Чудно́. Раньше я думала, что если когда-нибудь решусь выступить против Чудища, если найду в себе такую силу и смелость, то шанс победить, разорвать его на клубы мрака, стереть в пыль и развеять по ветру мне даст только музыка. Воображение рисовало картины эпической битвы, формально бескровной, но не менее жестокой, чем на настоящей войне.

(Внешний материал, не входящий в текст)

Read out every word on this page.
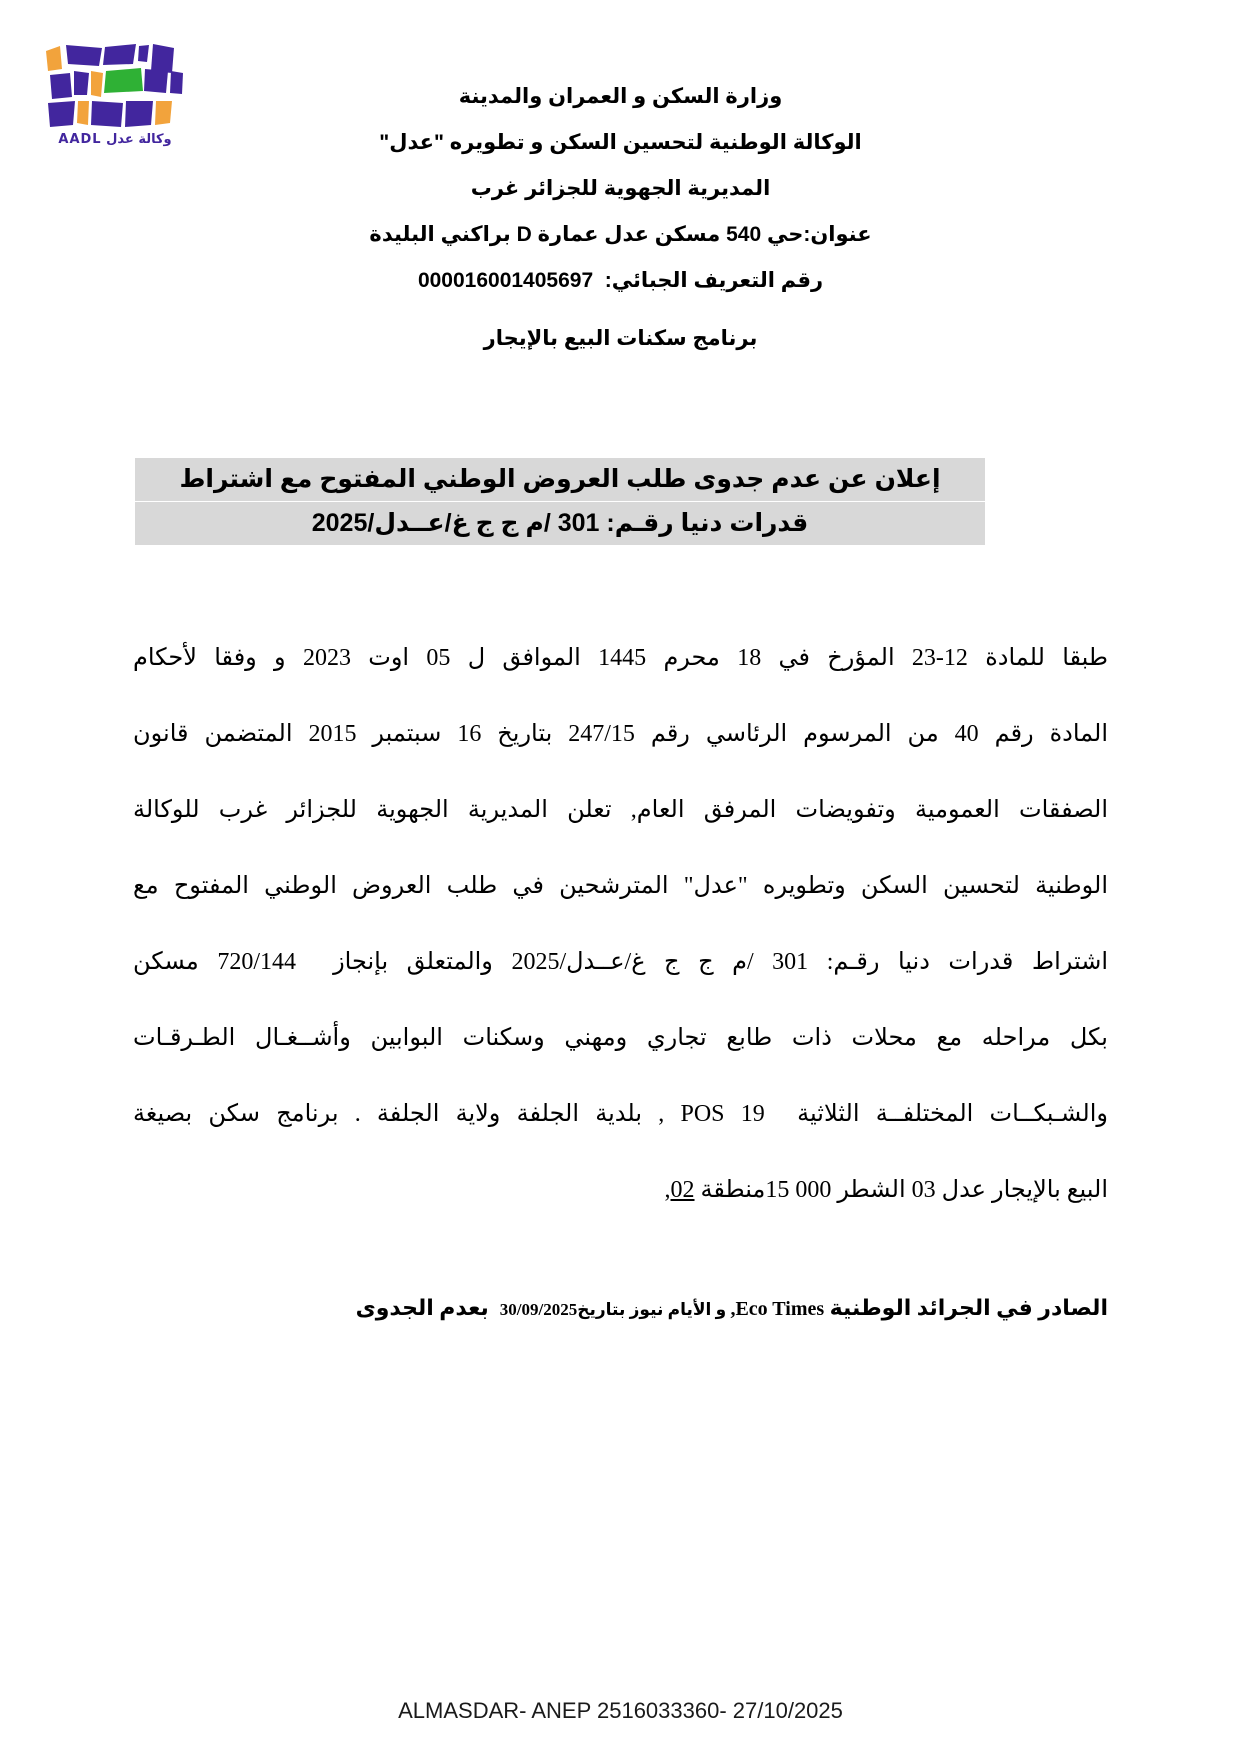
وكالة عدل AADL
وزارة السكن و العمران والمدينة
الوكالة الوطنية لتحسين السكن و تطويره "عدل"
المديرية الجهوية للجزائر غرب
عنوان:حي 540 مسكن عدل عمارة D براكني البليدة
رقم التعريف الجبائي:  000016001405697
برنامج سكنات البيع بالإيجار
إعلان عن عدم جدوى طلب العروض الوطني المفتوح مع اشتراط
قدرات دنيا رقـم: 301 /م ج ج غ/عــدل/2025
طبقا للمادة 12-23 المؤرخ في 18 محرم 1445 الموافق ل 05 اوت 2023 و وفقا لأحكام
المادة رقم 40 من المرسوم الرئاسي رقم 247/15 بتاريخ 16 سبتمبر 2015 المتضمن قانون
الصفقات العمومية وتفويضات المرفق العام, تعلن المديرية الجهوية للجزائر غرب للوكالة
الوطنية لتحسين السكن وتطويره "عدل" المترشحين في طلب العروض الوطني المفتوح مع
اشتراط قدرات دنيا رقـم: 301 /م ج ج غ/عــدل/2025 والمتعلق بإنجاز  720/144 مسكن
بكل مراحله مع محلات ذات طابع تجاري ومهني وسكنات البوابين وأشــغـال الطـرقـات
والشـبكــات المختلفــة الثلاثية  POS 19 , بلدية الجلفة ولاية الجلفة . برنامج سكن بصيغة
البيع بالإيجار عدل 03 الشطر 000 15منطقة 02,
الصادر في الجرائد الوطنية Eco Times, و الأيام نيوز بتاريخ30/09/2025  بعدم الجدوى
ALMASDAR- ANEP 2516033360- 27/10/2025
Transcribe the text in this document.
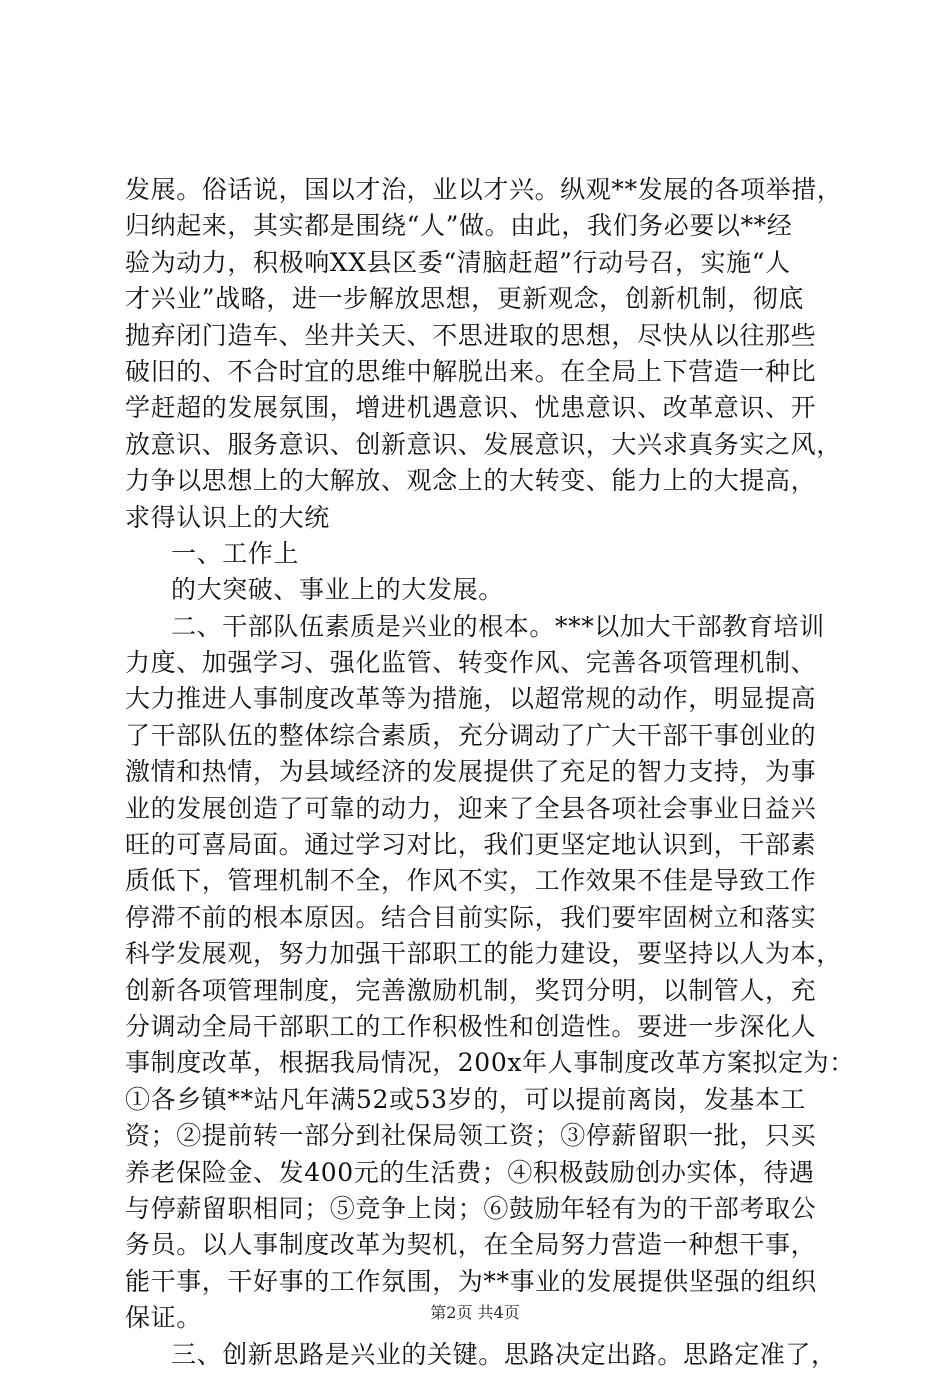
发展。俗话说，国以才治，业以才兴。纵观**发展的各项举措，
归纳起来，其实都是围绕“人”做。由此，我们务必要以**经
验为动力，积极响XX县区委“清脑赶超”行动号召，实施“人
才兴业”战略，进一步解放思想，更新观念，创新机制，彻底
抛弃闭门造车、坐井关天、不思进取的思想，尽快从以往那些
破旧的、不合时宜的思维中解脱出来。在全局上下营造一种比
学赶超的发展氛围，增进机遇意识、忧患意识、改革意识、开
放意识、服务意识、创新意识、发展意识，大兴求真务实之风，
力争以思想上的大解放、观念上的大转变、能力上的大提高，
求得认识上的大统
一、工作上
的大突破、事业上的大发展。
二、干部队伍素质是兴业的根本。***以加大干部教育培训
力度、加强学习、强化监管、转变作风、完善各项管理机制、
大力推进人事制度改革等为措施，以超常规的动作，明显提高
了干部队伍的整体综合素质，充分调动了广大干部干事创业的
激情和热情，为县域经济的发展提供了充足的智力支持，为事
业的发展创造了可靠的动力，迎来了全县各项社会事业日益兴
旺的可喜局面。通过学习对比，我们更坚定地认识到，干部素
质低下，管理机制不全，作风不实，工作效果不佳是导致工作
停滞不前的根本原因。结合目前实际，我们要牢固树立和落实
科学发展观，努力加强干部职工的能力建设，要坚持以人为本，
创新各项管理制度，完善激励机制，奖罚分明，以制管人，充
分调动全局干部职工的工作积极性和创造性。要进一步深化人
事制度改革，根据我局情况，200x年人事制度改革方案拟定为：
①各乡镇**站凡年满52或53岁的，可以提前离岗，发基本工
资；②提前转一部分到社保局领工资；③停薪留职一批，只买
养老保险金、发400元的生活费；④积极鼓励创办实体，待遇
与停薪留职相同；⑤竞争上岗；⑥鼓励年轻有为的干部考取公
务员。以人事制度改革为契机，在全局努力营造一种想干事，
能干事，干好事的工作氛围，为**事业的发展提供坚强的组织
保证。
三、创新思路是兴业的关键。思路决定出路。思路定准了，
第2页 共4页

А оказалось – этим Черного Человека не возьмешь.
Теперь ясно: уничтожить его можно, лишь… отпустив.
Теперь, когда я вернула себе полную власть над скрипкой, можно снова перейти к «Я улечу».
Лица папы и тети Ины в мерцающем пламени свечей смягчаются, освобождаются от следов ужаса и ненависти, смертной любви и тоски.
Теперь мне открылось все. Я точно знаю, что надо делать. Курсы усмирения Черных Людей мною окончены.
– Произнесите его имя. Вслух, – призываю я своих самых родных людей, живую и мертвого. – Пусть предстанет в истинном обличье.
Нам остается только превратить его на минуту-другую в обыкновенного человека – точнее, в обыкновенное привидение, чтобы полностью очиститься от страхов, питавших чудовищное воплощение.
Больше я тут рассчитывала на папу, но, к удивлению, на мой призыв откликается дрожащий голос тети:
– Джордж. Джордж Стивен Кроуфорд. Так его звали все. Ну а мы – папой.